Je m’appelle Nicholas Gilson et je suis le PDG et fondateur de Gilson Snow, une entreprise américaine qui fabrique des snowboards et des skis haut de gamme en Pennsylvanie. Nous avons expédié nos produits dans plus de 50 pays à travers le monde et nous sommes profondément attachés à nos racines en Pennsylvanie. Chez GILSON, nous nous concentrons sur l’innovation américaine et nous nous engageons à renforcer notre main-d’œuvre américaine. Nous opérons à l’intersection d’une technologie de fabrication émergente et d’une industrie florissante du bois dur, ici en Pennsylvanie. Quelle que soit votre position politique, la plupart d’entre nous s’accordent sur l’importance de fabriquer des produits en Amérique et de créer des emplois de haute qualité dans notre pays. Nous voulons tous soutenir l’innovation et les emplois américains qui renforcent nos familles et nos communautés. Je comprends l’intention qui sous-tend les droits de douane, à savoir la protection de l’industrie manufacturière américaine, mais dans la pratique, sur le terrain, ils ont des effets secondaires néfastes. Lorsque les fournisseurs de bois dur de notre écosystème, par exemple, subissent l’impact négatif des droits de douane et des mesures de rétorsion, leurs activités d’exportation en pâtissent, ce qui ralentit les flux de trésorerie, augmente les prix pour les clients américains et a des effets d’entraînement sur l’ensemble de notre économie.

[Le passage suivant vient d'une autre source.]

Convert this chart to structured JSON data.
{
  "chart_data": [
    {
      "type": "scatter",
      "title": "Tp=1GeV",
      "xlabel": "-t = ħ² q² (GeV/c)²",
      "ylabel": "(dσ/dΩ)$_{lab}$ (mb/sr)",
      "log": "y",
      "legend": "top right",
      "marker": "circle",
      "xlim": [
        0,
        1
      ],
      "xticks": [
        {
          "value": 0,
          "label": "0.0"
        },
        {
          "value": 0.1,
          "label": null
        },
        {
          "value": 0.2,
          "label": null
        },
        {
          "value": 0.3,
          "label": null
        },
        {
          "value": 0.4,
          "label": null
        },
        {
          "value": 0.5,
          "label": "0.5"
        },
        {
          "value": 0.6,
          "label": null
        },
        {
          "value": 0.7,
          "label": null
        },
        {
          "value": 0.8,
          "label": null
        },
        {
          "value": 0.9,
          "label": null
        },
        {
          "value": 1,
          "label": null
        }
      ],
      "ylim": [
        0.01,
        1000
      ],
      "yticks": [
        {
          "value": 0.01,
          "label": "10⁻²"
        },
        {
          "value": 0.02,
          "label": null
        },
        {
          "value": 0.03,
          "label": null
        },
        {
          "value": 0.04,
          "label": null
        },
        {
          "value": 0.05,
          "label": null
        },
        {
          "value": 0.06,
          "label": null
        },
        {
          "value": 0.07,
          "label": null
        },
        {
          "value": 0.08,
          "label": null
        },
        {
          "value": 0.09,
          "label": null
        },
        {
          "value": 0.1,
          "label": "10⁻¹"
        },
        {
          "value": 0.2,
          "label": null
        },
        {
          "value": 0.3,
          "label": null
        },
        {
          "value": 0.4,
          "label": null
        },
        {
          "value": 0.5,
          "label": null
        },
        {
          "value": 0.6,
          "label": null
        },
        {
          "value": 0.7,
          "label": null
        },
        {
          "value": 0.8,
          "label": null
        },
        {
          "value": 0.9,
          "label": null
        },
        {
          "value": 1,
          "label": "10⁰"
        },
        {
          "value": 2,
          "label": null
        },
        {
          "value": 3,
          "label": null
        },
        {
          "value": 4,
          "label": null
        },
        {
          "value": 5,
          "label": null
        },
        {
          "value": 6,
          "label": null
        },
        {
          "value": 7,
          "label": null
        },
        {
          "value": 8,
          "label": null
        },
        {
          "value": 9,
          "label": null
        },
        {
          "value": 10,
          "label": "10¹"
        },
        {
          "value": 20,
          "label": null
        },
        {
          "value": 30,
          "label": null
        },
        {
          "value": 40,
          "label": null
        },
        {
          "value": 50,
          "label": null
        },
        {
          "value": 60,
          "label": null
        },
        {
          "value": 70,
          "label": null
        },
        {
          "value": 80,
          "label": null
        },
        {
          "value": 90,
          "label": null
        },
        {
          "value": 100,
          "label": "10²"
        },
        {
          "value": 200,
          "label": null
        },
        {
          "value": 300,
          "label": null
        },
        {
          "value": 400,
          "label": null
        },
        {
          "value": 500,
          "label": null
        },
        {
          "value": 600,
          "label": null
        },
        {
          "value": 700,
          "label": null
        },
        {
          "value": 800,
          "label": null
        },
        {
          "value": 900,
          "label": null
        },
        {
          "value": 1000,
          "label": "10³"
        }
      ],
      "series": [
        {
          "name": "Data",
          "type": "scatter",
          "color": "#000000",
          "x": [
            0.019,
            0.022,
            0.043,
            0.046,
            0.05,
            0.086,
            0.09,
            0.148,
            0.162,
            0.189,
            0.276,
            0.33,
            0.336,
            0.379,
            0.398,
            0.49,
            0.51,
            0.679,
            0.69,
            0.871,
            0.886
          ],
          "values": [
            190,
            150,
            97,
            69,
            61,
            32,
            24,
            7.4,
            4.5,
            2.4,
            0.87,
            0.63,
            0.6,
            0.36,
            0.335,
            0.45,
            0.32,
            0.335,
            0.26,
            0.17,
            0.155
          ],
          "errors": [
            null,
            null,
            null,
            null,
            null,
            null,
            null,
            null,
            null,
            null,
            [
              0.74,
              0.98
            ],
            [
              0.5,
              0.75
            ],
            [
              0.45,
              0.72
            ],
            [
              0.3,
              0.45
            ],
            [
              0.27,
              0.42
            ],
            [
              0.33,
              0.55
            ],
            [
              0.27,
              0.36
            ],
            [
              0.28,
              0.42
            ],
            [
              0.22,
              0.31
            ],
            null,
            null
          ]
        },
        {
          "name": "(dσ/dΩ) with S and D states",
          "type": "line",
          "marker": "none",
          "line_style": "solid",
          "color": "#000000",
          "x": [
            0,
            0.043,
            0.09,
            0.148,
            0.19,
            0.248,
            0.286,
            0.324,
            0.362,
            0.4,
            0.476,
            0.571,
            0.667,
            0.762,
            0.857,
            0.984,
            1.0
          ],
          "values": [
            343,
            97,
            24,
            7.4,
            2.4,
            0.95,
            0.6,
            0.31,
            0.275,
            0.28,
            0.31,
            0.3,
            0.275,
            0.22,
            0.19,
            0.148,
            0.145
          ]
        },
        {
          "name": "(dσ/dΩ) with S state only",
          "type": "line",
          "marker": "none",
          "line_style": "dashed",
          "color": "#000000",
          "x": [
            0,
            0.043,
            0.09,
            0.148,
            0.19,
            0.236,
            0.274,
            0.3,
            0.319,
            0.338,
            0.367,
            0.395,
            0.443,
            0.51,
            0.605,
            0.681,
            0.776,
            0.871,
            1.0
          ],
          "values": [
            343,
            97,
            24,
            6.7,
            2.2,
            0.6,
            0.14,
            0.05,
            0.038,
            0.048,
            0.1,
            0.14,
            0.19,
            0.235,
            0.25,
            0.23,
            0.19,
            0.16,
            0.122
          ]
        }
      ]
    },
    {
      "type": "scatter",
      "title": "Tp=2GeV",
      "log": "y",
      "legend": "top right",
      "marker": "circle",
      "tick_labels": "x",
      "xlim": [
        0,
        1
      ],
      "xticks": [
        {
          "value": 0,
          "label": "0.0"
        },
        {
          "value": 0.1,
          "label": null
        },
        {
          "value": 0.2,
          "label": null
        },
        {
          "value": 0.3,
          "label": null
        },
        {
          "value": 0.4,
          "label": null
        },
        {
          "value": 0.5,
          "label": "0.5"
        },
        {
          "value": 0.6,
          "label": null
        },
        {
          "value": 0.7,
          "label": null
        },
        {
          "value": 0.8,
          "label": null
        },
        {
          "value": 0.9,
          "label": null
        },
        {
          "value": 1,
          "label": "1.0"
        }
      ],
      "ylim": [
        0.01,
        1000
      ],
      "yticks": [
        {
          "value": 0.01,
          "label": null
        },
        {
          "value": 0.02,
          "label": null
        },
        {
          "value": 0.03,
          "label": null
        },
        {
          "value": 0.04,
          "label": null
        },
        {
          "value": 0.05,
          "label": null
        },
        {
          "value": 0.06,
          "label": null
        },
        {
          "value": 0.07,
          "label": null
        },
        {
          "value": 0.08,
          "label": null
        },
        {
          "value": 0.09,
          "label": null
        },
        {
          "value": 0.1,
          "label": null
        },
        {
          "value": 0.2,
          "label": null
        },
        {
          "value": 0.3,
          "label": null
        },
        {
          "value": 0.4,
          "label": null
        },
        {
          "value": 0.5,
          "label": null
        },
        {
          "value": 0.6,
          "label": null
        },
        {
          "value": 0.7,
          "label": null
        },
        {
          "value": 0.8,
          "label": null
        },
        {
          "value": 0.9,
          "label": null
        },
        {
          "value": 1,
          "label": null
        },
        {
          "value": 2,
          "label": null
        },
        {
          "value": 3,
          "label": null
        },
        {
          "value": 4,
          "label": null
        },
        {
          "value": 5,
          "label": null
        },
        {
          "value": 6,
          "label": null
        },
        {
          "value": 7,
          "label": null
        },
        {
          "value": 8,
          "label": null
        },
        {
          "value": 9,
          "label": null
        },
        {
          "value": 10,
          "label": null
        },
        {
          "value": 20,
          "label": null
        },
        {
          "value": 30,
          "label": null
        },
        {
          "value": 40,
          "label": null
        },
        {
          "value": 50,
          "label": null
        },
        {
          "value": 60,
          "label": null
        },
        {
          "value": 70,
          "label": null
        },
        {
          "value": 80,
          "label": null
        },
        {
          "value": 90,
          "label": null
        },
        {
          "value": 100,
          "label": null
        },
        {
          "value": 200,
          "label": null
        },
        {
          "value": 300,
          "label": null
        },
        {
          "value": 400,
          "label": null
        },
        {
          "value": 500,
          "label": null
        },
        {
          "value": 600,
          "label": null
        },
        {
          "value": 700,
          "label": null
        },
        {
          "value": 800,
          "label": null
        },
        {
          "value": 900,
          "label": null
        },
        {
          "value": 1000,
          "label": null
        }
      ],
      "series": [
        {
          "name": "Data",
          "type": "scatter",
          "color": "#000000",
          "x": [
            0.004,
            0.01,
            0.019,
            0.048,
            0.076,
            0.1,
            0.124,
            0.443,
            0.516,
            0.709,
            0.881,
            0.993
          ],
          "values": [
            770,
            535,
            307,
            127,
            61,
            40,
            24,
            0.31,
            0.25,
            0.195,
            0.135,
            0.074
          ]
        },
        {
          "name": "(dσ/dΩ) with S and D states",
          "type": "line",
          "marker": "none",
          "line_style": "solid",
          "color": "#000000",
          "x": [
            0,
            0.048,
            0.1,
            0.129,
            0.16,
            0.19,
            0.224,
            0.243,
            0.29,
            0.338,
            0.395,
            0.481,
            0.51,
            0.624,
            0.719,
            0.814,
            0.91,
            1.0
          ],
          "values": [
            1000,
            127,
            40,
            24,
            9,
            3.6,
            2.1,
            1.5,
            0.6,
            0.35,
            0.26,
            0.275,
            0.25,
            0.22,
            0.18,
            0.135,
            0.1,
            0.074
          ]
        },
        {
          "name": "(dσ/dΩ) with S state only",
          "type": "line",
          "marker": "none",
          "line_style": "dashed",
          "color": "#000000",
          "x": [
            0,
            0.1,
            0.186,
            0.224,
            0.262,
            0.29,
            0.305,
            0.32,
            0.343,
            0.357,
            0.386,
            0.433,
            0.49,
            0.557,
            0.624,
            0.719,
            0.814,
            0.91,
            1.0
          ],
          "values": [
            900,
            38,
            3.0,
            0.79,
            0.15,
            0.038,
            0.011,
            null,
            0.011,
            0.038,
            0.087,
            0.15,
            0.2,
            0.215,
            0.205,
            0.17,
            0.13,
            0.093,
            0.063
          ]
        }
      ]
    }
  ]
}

Si nos fournisseurs ne sont pas en bonne santé, il nous sera difficile de l’être aussi. Nous vivons dans un écosystème extraordinairement interconnecté. Les droits de douane sur les matériaux importés, en particulier le bois d’œuvre et les bois spéciaux, ont un impact très concret sur les entreprises comme la nôtre. Ils augmentent le coût des intrants, pèsent sur les chaînes d’approvisionnement et empêchent les fabricants américains de rivaliser avec leurs concurrents étrangers. Au-delà de l’aspect économique, je tiens également à souligner que ces droits de douane ont un impact sur la perception des produits fabriqués aux États-Unis. L’appellation “American Made” jouit d’un certain prestige qui est mis à mal par ces politiques. Par exemple, il y a maintenant des boycotts au Canada contre les produits fabriqués aux États-Unis, un marché où nous exportions auparavant 50 % de toutes nos exportations. Ces actions modifient la perception globale de ce que signifie être fabriqué aux États-Unis, et ces changements dans la perception des consommateurs ont un impact sur nous tous. Je pense que nous pouvons presque tous nous rallier à l’idée de soutenir l’innovation et les emplois américains, de renforcer les communautés et les familles.

J’apprécie l’engagement du gouverneur Shapiro en faveur des familles et des entreprises de Pennsylvanie. Nous partageons l’objectif de soutenir et de développer un écosystème manufacturier prospère dans notre État, ce qui implique d’examiner de près la manière dont la politique, y compris la politique commerciale, affecte les entreprises sur le terrain. J’espère qu’un dialogue ouvert entre les chefs d’entreprise et les décideurs politiques – au niveau de l’État et au niveau fédéral – nous permettra d’élaborer des stratégies plus intelligentes qui protégeront les travailleurs américains, encourageront l’innovation et renforceront notre économie.

Il s’agit de s’assurer que l’avenir de l’industrie manufacturière américaine reste fort, agile et compétitif sur la scène mondiale. En fin de compte, nous voulons tous la même chose : de bons emplois, des communautés fortes, d’excellents produits et la fierté de ce que nous construisons ensemble”. Nick Gilson, Gilson Snowboardsde son discours public avec le gouverneur Shapiro.